Singer Vic Damone, who died Sunday of respiratory illness at 89, attributed the style that brought him success to Frank Sinatra. He even told Newsweek in 1992 that he “tried to mimic” the “Chairman of the Board.”

But there was more to their bond. Damone believed that Sinatra — who died at 82 in 1998 — had once literally saved his life. In December 2015, Las Vegas Review-Journal gossip columnist Norm Clarke reported a story he’d been told by Vic’s daughter Victoria.

She told him that her father had a confrontation with a mobster when he was performing in Las Vegas in the late 1960s or ’70s. Vic, who was one of the owners of a local restaurant, “was approached by a man he didn’t know,” Victoria Damone said. “The man said my dad owed a large amount of money.”

Victoria recounted that the man identified himself as a bookie and “wouldn’t be dismissed.” Then Vic called Sinatra.

Victoria said Sinatra was performing in another city, but asked Sammy Davis Jr. to fill in for him, so he could come to Vegas to help out her father. Vic was “surprised to find Mr. Sinatra at the restaurant where dad was to meet the bookie,” she said.

Sinatra soon told Vic to pay up. As Clarke wrote: “The man demanding the money had given Sinatra a secret sign, she said. Sinatra recognized the sign and understood he couldn’t intervene, her father told her.”

Vic paid.

“It could have been quite dangerous if Mr. Sinatra wasn’t there,” she told the newspaper.

For his part, Sinatra was also quite complimentary of Vic.

“If I had one wish,” Sinatra once said, according to the Songwriters Hall of Fame, “It would be for Vic Damone’s tonsils. Vic has the best pipes in the business.”

The men were so close that Vic turned down the role of Johnny Fontane in 1972’s The Godfather out of respect for Sinatra, whom the singer with ties to the Mafia was supposedly based on.
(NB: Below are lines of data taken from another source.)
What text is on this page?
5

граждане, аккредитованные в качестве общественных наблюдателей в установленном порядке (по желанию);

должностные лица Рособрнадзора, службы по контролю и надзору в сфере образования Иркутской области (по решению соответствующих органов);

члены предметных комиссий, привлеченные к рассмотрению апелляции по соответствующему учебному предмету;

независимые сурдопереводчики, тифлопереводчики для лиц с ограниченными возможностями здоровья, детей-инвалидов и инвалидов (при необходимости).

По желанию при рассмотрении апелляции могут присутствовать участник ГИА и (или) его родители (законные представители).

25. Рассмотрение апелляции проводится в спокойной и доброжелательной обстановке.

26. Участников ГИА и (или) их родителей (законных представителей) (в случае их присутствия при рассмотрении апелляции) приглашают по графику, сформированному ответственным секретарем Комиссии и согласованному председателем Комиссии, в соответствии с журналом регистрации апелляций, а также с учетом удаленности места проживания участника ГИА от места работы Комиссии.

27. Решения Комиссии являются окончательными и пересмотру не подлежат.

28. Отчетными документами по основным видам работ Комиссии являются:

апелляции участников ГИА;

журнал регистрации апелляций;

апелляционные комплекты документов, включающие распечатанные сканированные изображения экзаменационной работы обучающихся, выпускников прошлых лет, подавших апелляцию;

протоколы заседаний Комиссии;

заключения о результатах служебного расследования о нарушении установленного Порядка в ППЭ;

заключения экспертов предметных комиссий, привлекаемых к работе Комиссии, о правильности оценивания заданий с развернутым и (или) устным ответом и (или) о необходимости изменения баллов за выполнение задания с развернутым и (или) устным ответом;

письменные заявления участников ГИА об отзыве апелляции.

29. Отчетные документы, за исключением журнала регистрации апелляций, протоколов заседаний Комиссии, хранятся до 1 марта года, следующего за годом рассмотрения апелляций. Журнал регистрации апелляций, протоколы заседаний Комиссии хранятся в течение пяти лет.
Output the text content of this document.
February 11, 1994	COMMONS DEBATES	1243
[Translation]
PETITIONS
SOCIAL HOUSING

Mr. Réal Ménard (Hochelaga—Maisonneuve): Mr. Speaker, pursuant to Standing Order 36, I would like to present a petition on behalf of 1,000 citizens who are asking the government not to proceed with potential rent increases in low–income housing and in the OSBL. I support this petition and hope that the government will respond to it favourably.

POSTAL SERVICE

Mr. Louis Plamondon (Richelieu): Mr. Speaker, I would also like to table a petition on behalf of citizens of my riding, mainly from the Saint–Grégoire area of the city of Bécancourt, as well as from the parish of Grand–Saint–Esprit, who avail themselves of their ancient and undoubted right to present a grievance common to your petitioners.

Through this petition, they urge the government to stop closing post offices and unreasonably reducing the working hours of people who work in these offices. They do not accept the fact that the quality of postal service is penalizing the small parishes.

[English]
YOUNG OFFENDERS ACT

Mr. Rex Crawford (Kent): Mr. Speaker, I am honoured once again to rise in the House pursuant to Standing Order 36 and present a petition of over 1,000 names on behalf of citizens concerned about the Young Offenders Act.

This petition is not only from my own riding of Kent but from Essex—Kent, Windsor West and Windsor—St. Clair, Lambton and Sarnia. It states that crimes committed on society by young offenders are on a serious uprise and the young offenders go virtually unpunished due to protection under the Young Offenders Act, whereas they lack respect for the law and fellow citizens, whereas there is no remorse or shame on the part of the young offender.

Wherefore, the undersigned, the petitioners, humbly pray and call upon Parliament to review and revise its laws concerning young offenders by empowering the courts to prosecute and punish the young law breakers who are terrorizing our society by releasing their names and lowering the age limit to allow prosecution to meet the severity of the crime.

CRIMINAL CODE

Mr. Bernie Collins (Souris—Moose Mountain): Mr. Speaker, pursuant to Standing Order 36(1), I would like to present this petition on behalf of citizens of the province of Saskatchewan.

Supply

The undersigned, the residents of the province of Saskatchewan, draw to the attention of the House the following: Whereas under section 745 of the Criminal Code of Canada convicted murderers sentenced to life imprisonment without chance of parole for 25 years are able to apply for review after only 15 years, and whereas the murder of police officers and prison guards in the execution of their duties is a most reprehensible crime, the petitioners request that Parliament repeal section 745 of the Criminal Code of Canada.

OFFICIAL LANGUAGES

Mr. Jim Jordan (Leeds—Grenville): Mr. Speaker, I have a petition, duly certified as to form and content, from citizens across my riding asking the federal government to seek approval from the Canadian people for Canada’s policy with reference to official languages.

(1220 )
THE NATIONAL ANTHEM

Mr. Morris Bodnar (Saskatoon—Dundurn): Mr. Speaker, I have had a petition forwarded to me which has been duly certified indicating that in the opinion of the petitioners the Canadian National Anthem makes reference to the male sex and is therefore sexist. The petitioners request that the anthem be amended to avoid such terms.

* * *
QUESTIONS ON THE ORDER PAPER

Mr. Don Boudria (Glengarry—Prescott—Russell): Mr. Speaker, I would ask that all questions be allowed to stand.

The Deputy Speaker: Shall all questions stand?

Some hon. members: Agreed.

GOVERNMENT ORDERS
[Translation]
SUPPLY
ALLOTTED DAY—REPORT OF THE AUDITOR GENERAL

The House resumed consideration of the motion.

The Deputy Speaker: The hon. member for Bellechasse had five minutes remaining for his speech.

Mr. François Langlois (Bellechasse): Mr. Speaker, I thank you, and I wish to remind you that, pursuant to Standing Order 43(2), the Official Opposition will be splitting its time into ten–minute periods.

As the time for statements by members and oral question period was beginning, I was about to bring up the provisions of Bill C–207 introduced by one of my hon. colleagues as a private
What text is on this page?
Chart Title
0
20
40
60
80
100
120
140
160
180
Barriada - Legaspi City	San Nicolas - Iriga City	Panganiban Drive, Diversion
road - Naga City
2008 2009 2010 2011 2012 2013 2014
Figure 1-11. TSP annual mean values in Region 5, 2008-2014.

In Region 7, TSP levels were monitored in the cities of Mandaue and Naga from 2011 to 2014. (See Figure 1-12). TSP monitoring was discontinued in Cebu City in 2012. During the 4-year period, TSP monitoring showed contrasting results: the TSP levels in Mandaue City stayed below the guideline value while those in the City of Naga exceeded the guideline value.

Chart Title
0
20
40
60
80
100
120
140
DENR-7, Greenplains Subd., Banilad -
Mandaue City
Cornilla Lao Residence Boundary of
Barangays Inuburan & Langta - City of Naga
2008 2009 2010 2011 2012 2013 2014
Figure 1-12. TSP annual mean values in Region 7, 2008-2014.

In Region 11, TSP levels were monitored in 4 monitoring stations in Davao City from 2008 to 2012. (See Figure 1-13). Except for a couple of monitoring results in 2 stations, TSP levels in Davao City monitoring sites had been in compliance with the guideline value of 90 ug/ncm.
“I discussed it with Frank,” Vic told his local newspaper, the Palm Beach Daily News, in a June 2009 interview. “And he didn’t tell me to turn it down. Everybody knew that Johnny Fontaine was young Frank Sinatra, and, of course, Frank had already seen the script. But he just told me to do what I thought was best. I told the producer that I had too many other commitments. But really, I thought it was disrespectful to Frank, although I never [said] that to a soul while Frank was alive.”